In the Prolegomena to Any Future Metaphysics we find an interesting statement made by Immanuel Kant (1724 – 1804) that opens up a dilemma that he refers to as “Hume’s Problem” (referring to the philosopher David Hume 1711 – 1776). It is here in the Prolegomena that Kant writes,
“I openly confess that my remembering David Hume was the very thing which many years ago first interrupted my dogmatic slumber and gave my investigations in the filed of speculative philosophy a quite new direction”
That’s interesting, Hume’s A Treatise of Human Nature was the catalyst that woke Kant from his “dogmatic slumber”. You might be thinking to yourself “what exactly does that mean”?
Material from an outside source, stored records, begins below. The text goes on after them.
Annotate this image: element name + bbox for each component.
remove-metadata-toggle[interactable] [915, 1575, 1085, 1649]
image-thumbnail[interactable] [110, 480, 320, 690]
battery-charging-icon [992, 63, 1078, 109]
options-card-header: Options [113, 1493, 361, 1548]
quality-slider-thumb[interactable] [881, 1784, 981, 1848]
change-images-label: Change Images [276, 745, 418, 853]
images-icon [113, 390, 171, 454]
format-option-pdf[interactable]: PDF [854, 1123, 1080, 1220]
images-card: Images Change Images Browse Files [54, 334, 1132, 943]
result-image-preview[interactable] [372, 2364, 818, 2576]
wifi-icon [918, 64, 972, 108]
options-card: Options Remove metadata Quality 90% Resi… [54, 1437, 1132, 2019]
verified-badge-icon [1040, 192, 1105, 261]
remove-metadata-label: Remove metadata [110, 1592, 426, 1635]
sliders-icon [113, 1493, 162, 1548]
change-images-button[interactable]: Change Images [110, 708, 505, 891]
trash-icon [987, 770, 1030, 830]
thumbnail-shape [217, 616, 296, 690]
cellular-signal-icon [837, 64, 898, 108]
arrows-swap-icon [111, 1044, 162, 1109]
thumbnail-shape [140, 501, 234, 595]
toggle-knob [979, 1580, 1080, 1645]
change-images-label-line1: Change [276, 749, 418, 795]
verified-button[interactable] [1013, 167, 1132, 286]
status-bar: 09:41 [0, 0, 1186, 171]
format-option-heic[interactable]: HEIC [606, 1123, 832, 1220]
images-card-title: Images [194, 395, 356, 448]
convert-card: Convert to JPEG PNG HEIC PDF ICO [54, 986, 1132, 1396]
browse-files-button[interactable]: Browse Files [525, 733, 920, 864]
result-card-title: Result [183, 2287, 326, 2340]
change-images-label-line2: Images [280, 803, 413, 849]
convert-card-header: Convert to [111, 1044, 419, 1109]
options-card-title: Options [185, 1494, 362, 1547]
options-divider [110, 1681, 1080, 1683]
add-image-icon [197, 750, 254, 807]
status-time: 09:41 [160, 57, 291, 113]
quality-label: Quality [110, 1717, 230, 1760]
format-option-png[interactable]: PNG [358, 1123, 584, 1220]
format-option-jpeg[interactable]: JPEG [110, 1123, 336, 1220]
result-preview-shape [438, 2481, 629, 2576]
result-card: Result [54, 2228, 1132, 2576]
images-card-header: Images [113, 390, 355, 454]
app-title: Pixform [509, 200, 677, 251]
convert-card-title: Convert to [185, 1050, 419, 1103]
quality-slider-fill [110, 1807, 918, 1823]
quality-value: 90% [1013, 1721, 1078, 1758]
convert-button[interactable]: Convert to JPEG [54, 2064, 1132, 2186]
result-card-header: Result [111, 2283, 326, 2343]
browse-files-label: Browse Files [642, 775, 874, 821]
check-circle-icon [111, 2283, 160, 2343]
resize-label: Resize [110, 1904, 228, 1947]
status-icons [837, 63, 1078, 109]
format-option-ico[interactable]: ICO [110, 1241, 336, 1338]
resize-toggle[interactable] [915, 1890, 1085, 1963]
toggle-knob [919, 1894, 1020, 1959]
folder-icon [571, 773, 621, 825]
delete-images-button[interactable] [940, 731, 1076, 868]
A very good question to be asking. The term “dogmatic” has taken on different meanings through out history. During Kant’s time it referred to a way of thinking that wasn’t grounded in the surety of empiricism or experiential; rather it was more speculative in nature. Kant was trained by a rationalist philosopher by the name of Christian Wolff (1679-1754) and for the most part he initially adopted much of Wolffs philosophy. So when Kant says that Hume woke him from his dogmatic slumber you come away with the idea that Kant was to a certain extent a rationalist interpreting reality through conceptual means such as logic and feeling pretty content with that. That is until Hume awoke him.
Moving on, I am going to attempt to pinpoint out of Hume’s philosophical corpus the main point of contention that Kant must respond to. In Hume’s work Enquiry Concerning Human Understanding we find a serious critique of one of the most fundamental claims of philosophy. Here Hume writes,
“Custom, then, is the great guide of human life. It is the principle alone, which renders our experience useful to us, and makes us expect, for the future, a similar train of events with those which have appeared in the past. Without the influence of custom, we should be entirely ignorant of every matter of fact, beyond what is immediately present to the memory and senses.”
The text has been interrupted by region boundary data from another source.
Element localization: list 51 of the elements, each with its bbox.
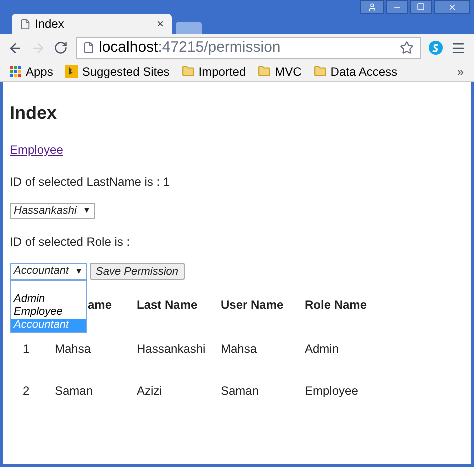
table-cell-text: 2	[22, 383, 31, 400]
role-id-text: ID of selected Role is :	[10, 234, 132, 251]
browser-tab[interactable]: Index ×	[12, 14, 172, 34]
bookmark-item[interactable]: Apps	[10, 62, 54, 80]
bookmark-item[interactable]: Data Access	[314, 62, 398, 80]
address-bar[interactable]: localhost:47215/permission	[76, 37, 421, 59]
column-header: User Name	[221, 297, 285, 314]
page-icon	[83, 42, 95, 54]
star-icon[interactable]	[400, 41, 414, 55]
maximize-button[interactable]	[410, 0, 432, 14]
lastname-id-text: ID of selected LastName is : 1	[10, 174, 172, 191]
table-cell-text: 1	[22, 341, 31, 358]
lastname-select[interactable]: Hassankashi ▼	[10, 203, 95, 219]
page-icon	[20, 18, 31, 30]
employee-link[interactable]: Employee	[10, 141, 64, 159]
tab-close-button[interactable]: ×	[156, 15, 164, 33]
table-cell-text: Hassankashi	[137, 341, 207, 358]
close-button[interactable]	[434, 0, 470, 14]
bookmark-item[interactable]: Imported	[182, 62, 246, 80]
apps-grid-icon	[10, 66, 22, 78]
reload-icon[interactable]	[54, 41, 68, 55]
maximize-icon	[417, 3, 425, 11]
s-logo-icon[interactable]	[429, 41, 443, 55]
b-logo-icon	[65, 65, 78, 78]
role-select[interactable]: Accountant ▼	[10, 263, 87, 280]
folder-icon	[182, 65, 195, 78]
table-cell-text: Admin	[305, 341, 340, 358]
bookmark-item[interactable]: MVC	[258, 62, 302, 80]
profile-button[interactable]	[360, 0, 384, 14]
dropdown-option[interactable]: Employee	[11, 306, 86, 319]
more-bookmarks-button[interactable]: »	[457, 62, 464, 80]
save-permission-button[interactable]: Save Permission	[90, 263, 185, 280]
table-cell-text: Mahsa	[55, 341, 92, 358]
table-cell-text: Azizi	[137, 383, 164, 400]
column-header: Last Name	[137, 297, 199, 314]
close-icon	[448, 2, 456, 12]
table-cell-text: Saman	[221, 383, 260, 400]
person-icon	[368, 2, 376, 12]
table-cell-text: Saman	[55, 383, 94, 400]
table-cell-text: Employee	[305, 383, 360, 400]
page-heading: Index	[10, 102, 58, 125]
folder-icon	[314, 65, 327, 78]
dropdown-option[interactable]: Admin	[11, 293, 86, 306]
tab-title: Index	[35, 16, 66, 33]
back-icon[interactable]	[8, 40, 23, 56]
menu-icon[interactable]	[451, 40, 466, 56]
table-cell-text: Mahsa	[221, 341, 258, 358]
column-header: Role Name	[305, 297, 368, 314]
url-text: localhost:47215/permission	[99, 38, 282, 58]
bookmark-item[interactable]: Suggested Sites	[65, 62, 170, 80]
folder-icon	[258, 65, 272, 78]
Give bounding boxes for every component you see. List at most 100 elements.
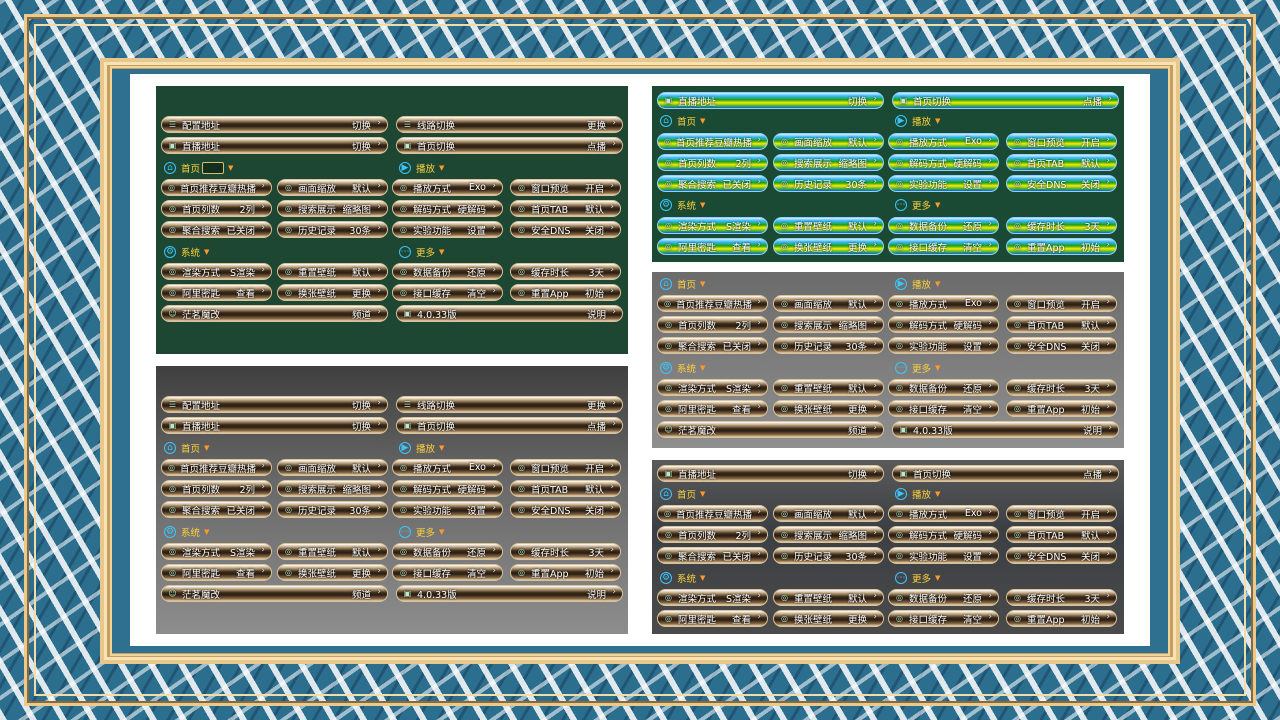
p5-play_mode[interactable]: ◎ 播放方式 Exo › [888, 505, 999, 522]
p5-history[interactable]: ◎ 历史记录 30条 › [773, 547, 884, 564]
p3-api_cache[interactable]: ◎ 接口缓存 清空 › [888, 238, 999, 255]
p3-decode[interactable]: ◎ 解码方式 硬解码 › [888, 154, 999, 171]
p4-reset_wp[interactable]: ◎ 重置壁纸 默认 › [773, 379, 884, 396]
p5-backup[interactable]: ◎ 数据备份 还原 › [888, 589, 999, 606]
p2-section-more[interactable]: ⋯ 更多 ▼ [399, 525, 444, 539]
p1-decode[interactable]: ◎ 解码方式 硬解码 › [392, 200, 503, 217]
p1-section-play[interactable]: ▶ 播放 ▼ [399, 161, 444, 175]
p2-lab[interactable]: ◎ 实验功能 设置 › [392, 501, 503, 518]
p1-change_wp[interactable]: ◎ 换张壁纸 更换 › [277, 284, 388, 301]
p2-home_tab[interactable]: ◎ 首页TAB 默认 › [510, 480, 621, 497]
p4-change_wp[interactable]: ◎ 换张壁纸 更换 › [773, 400, 884, 417]
p5-api_cache[interactable]: ◎ 接口缓存 清空 › [888, 610, 999, 627]
p4-home_cols[interactable]: ◎ 首页列数 2列 › [657, 316, 768, 333]
p2-safe_dns[interactable]: ◎ 安全DNS 关闭 › [510, 501, 621, 518]
p1-history[interactable]: ◎ 历史记录 30条 › [277, 221, 388, 238]
p5-cache_time[interactable]: ◎ 缓存时长 3天 › [1006, 589, 1117, 606]
p1-cache_time[interactable]: ◎ 缓存时长 3天 › [510, 263, 621, 280]
p2-live-addr[interactable]: ▣ 直播地址 切换 › [161, 417, 388, 434]
p1-config-addr[interactable]: ☰ 配置地址 切换 › [161, 116, 388, 133]
p1-line-switch[interactable]: ☰ 线路切换 更换 › [396, 116, 623, 133]
p4-home_rec[interactable]: ◎ 首页推荐 豆瓣热播 › [657, 295, 768, 312]
p3-search_show[interactable]: ◎ 搜索展示 缩略图 › [773, 154, 884, 171]
p5-home_cols[interactable]: ◎ 首页列数 2列 › [657, 526, 768, 543]
p5-home-switch[interactable]: ▣ 首页切换 点播 › [892, 465, 1119, 482]
p3-lab[interactable]: ◎ 实验功能 设置 › [888, 175, 999, 192]
p1-search_show[interactable]: ◎ 搜索展示 缩略图 › [277, 200, 388, 217]
p1-scale[interactable]: ◎ 画面缩放 默认 › [277, 179, 388, 196]
p3-change_wp[interactable]: ◎ 换张壁纸 更换 › [773, 238, 884, 255]
p2-win_preview[interactable]: ◎ 窗口预览 开启 › [510, 459, 621, 476]
p3-render[interactable]: ◎ 渲染方式 S渲染 › [657, 217, 768, 234]
p5-live-addr[interactable]: ▣ 直播地址 切换 › [657, 465, 884, 482]
p1-section-home[interactable]: ⌂ 首页 ▼ [164, 161, 233, 175]
p2-config-addr[interactable]: ☰ 配置地址 切换 › [161, 396, 388, 413]
p3-reset_wp[interactable]: ◎ 重置壁纸 默认 › [773, 217, 884, 234]
p4-safe_dns[interactable]: ◎ 安全DNS 关闭 › [1006, 337, 1117, 354]
p4-lab[interactable]: ◎ 实验功能 设置 › [888, 337, 999, 354]
p3-ali_token[interactable]: ◎ 阿里密匙 查看 › [657, 238, 768, 255]
p4-backup[interactable]: ◎ 数据备份 还原 › [888, 379, 999, 396]
p1-safe_dns[interactable]: ◎ 安全DNS 关闭 › [510, 221, 621, 238]
p4-render[interactable]: ◎ 渲染方式 S渲染 › [657, 379, 768, 396]
p3-cache_time[interactable]: ◎ 缓存时长 3天 › [1006, 217, 1117, 234]
p2-render[interactable]: ◎ 渲染方式 S渲染 › [161, 543, 272, 560]
p5-safe_dns[interactable]: ◎ 安全DNS 关闭 › [1006, 547, 1117, 564]
p4-api_cache[interactable]: ◎ 接口缓存 清空 › [888, 400, 999, 417]
p1-mingmo[interactable]: ☺ 茫茗魔改 频道 › [161, 305, 388, 322]
p3-history[interactable]: ◎ 历史记录 30条 › [773, 175, 884, 192]
p4-section-play[interactable]: ▶ 播放 ▼ [895, 277, 940, 291]
p2-section-home[interactable]: ⌂ 首页 ▼ [164, 441, 209, 455]
p1-home_cols[interactable]: ◎ 首页列数 2列 › [161, 200, 272, 217]
p3-home_rec[interactable]: ◎ 首页推荐 豆瓣热播 › [657, 133, 768, 150]
p2-history[interactable]: ◎ 历史记录 30条 › [277, 501, 388, 518]
p2-cache_time[interactable]: ◎ 缓存时长 3天 › [510, 543, 621, 560]
p2-reset_wp[interactable]: ◎ 重置壁纸 默认 › [277, 543, 388, 560]
p1-version[interactable]: ▣ 4.0.33版 说明 › [396, 305, 623, 322]
p2-home_rec[interactable]: ◎ 首页推荐 豆瓣热播 › [161, 459, 272, 476]
p4-ali_token[interactable]: ◎ 阿里密匙 查看 › [657, 400, 768, 417]
p3-section-more[interactable]: ⋯ 更多 ▼ [895, 198, 940, 212]
p1-api_cache[interactable]: ◎ 接口缓存 清空 › [392, 284, 503, 301]
p5-agg_search[interactable]: ◎ 聚合搜索 已关闭 › [657, 547, 768, 564]
p1-win_preview[interactable]: ◎ 窗口预览 开启 › [510, 179, 621, 196]
p3-play_mode[interactable]: ◎ 播放方式 Exo › [888, 133, 999, 150]
p1-backup[interactable]: ◎ 数据备份 还原 › [392, 263, 503, 280]
p5-home_tab[interactable]: ◎ 首页TAB 默认 › [1006, 526, 1117, 543]
p4-mingmo[interactable]: ☺ 茫茗魔改 频道 › [657, 421, 884, 438]
p5-home_rec[interactable]: ◎ 首页推荐 豆瓣热播 › [657, 505, 768, 522]
p2-api_cache[interactable]: ◎ 接口缓存 清空 › [392, 564, 503, 581]
p3-scale[interactable]: ◎ 画面缩放 默认 › [773, 133, 884, 150]
p5-section-system[interactable]: ⚙ 系统 ▼ [660, 571, 705, 585]
p5-render[interactable]: ◎ 渲染方式 S渲染 › [657, 589, 768, 606]
p2-backup[interactable]: ◎ 数据备份 还原 › [392, 543, 503, 560]
p3-live-addr[interactable]: ▣ 直播地址 切换 › [657, 92, 884, 109]
p5-scale[interactable]: ◎ 画面缩放 默认 › [773, 505, 884, 522]
p1-home_tab[interactable]: ◎ 首页TAB 默认 › [510, 200, 621, 217]
p5-search_show[interactable]: ◎ 搜索展示 缩略图 › [773, 526, 884, 543]
p1-reset_wp[interactable]: ◎ 重置壁纸 默认 › [277, 263, 388, 280]
p5-reset_app[interactable]: ◎ 重置App 初始 › [1006, 610, 1117, 627]
p3-backup[interactable]: ◎ 数据备份 还原 › [888, 217, 999, 234]
p3-section-system[interactable]: ⚙ 系统 ▼ [660, 198, 705, 212]
p4-agg_search[interactable]: ◎ 聚合搜索 已关闭 › [657, 337, 768, 354]
p5-decode[interactable]: ◎ 解码方式 硬解码 › [888, 526, 999, 543]
p3-home_tab[interactable]: ◎ 首页TAB 默认 › [1006, 154, 1117, 171]
p5-reset_wp[interactable]: ◎ 重置壁纸 默认 › [773, 589, 884, 606]
p4-win_preview[interactable]: ◎ 窗口预览 开启 › [1006, 295, 1117, 312]
p2-reset_app[interactable]: ◎ 重置App 初始 › [510, 564, 621, 581]
p2-decode[interactable]: ◎ 解码方式 硬解码 › [392, 480, 503, 497]
p1-reset_app[interactable]: ◎ 重置App 初始 › [510, 284, 621, 301]
p1-live-addr[interactable]: ▣ 直播地址 切换 › [161, 137, 388, 154]
p3-section-home[interactable]: ⌂ 首页 ▼ [660, 114, 705, 128]
p3-section-play[interactable]: ▶ 播放 ▼ [895, 114, 940, 128]
p4-section-system[interactable]: ⚙ 系统 ▼ [660, 361, 705, 375]
p5-ali_token[interactable]: ◎ 阿里密匙 查看 › [657, 610, 768, 627]
p4-history[interactable]: ◎ 历史记录 30条 › [773, 337, 884, 354]
p2-section-play[interactable]: ▶ 播放 ▼ [399, 441, 444, 455]
p3-home_cols[interactable]: ◎ 首页列数 2列 › [657, 154, 768, 171]
p1-section-system[interactable]: ⚙ 系统 ▼ [164, 245, 209, 259]
p4-scale[interactable]: ◎ 画面缩放 默认 › [773, 295, 884, 312]
p2-version[interactable]: ▣ 4.0.33版 说明 › [396, 585, 623, 602]
p4-decode[interactable]: ◎ 解码方式 硬解码 › [888, 316, 999, 333]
Allow me to explain. Hume believed that experience was the bases for knowledge but he questioned causation. We typically think that event A caused event B because we observed it in the past. Hume says we have no basis for believing that the present will be like the past. When we see the subsequent event of A causing B it is a habit of thought or “custom”.
Going back to Kant. As I stated above Kant understands there is a problem with a purely rationalistic outlook on knowing and thus allows for experience in knowing. However, what Kant questions in Hume is the notion that causation is objectively vacuous. This in a nut shell is “Hume’s problem.” For Kant Hume is correct in his empiricism but his understanding of causation leads to a form of skepticism that Kant rejects.
Kant’s project is now laid out before him. What does one do if the claims of a pure rationalism or the claims of a pure empiricism are insufficient? You end up adopting a mixture of the two. That is exactly what Kant has done.